The actual task is to replace the tanh_() at line#799 with SeLU activation function in new_gate of gru_cell. The following code block is the RNN.cpp file from PyTorch github repo.
template <typename cell_params>
struct GRUCell : Cell<Tensor, cell_params> {
using hidden_type = Tensor;
hidden_type operator()(
const Tensor& input,
const hidden_type& hidden,
const cell_params& params,
bool pre_compute_input = false) const override {
if (input.is_cuda() || input.is_xpu()) {
TORCH_CHECK(!pre_compute_input);
auto igates = params.matmul_ih(input);
auto hgates = params.matmul_hh(hidden);
auto result = at::_thnn_fused_gru_cell(
igates, hgates, hidden, params.b_ih(), params.b_hh());
// Slice off the workspace argument (it's needed only for AD).

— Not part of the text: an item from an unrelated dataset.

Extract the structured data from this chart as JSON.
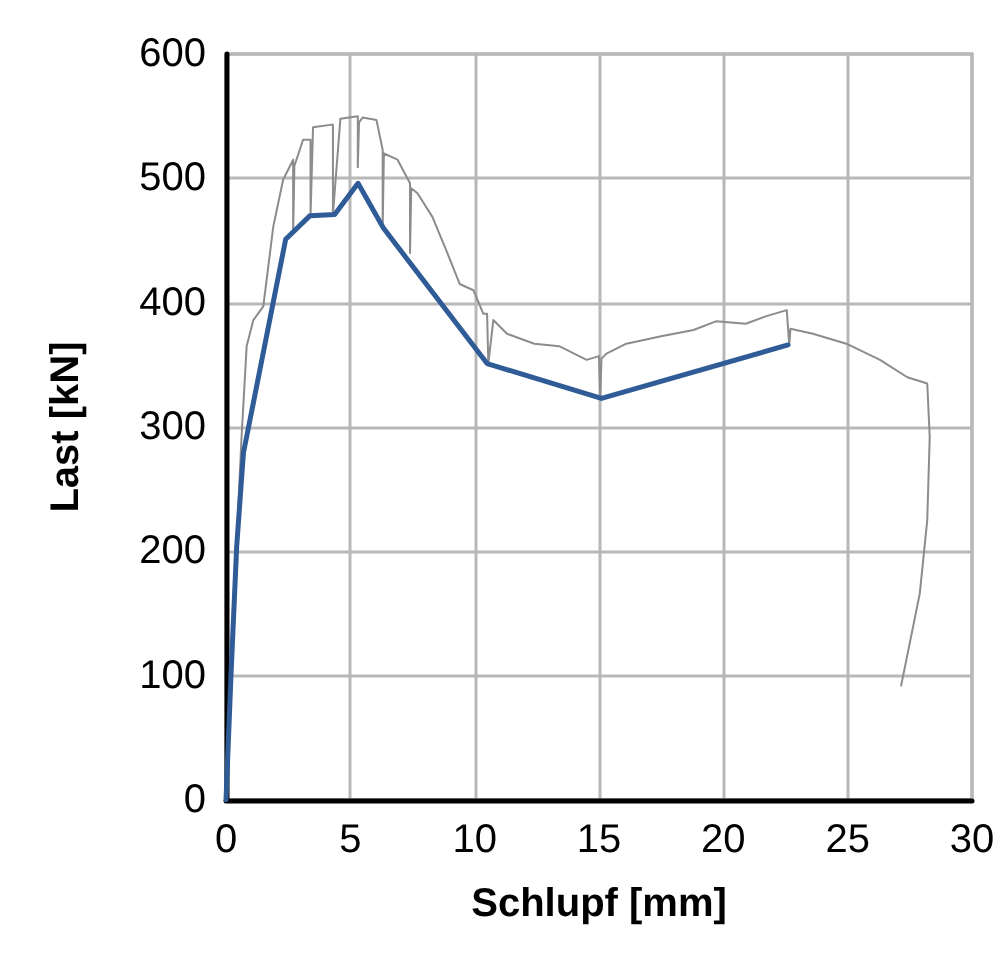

return std::move(std::get<0>(result));
}
const auto chunked_igates = pre_compute_input
? input.unsafe_chunk(3, 1)
: params.linear_ih(input).unsafe_chunk(3, 1);
auto chunked_hgates = params.linear_hh(hidden).unsafe_chunk(3, 1);
const auto reset_gate =
chunked_hgates[0].add_(chunked_igates[0]).sigmoid_();
const auto input_gate =
chunked_hgates[1].add_(chunked_igates[1]).sigmoid_();
**const auto new_gate =
chunked_igates[2].add(chunked_hgates[2].mul_(reset_gate)).tanh_();**
return (hidden - new_gate).mul_(input_gate).add_(new_gate);
}
};
The new_gate is the Tensor. How we can implement a custom function to iterate over the Tensor and apply the Selu activation function on them ??
I replaced the tanh_() with selu_() that was present in the build/aten/src/ATen/ops/selu.h folder after building the PyTorch from source code In Develop Mode and Also included the related header files. But on Re-Building it generated an error "Did you mean relu_()".
I also tried to implement my own function for selu() but the problem was regarding Tensor datatype.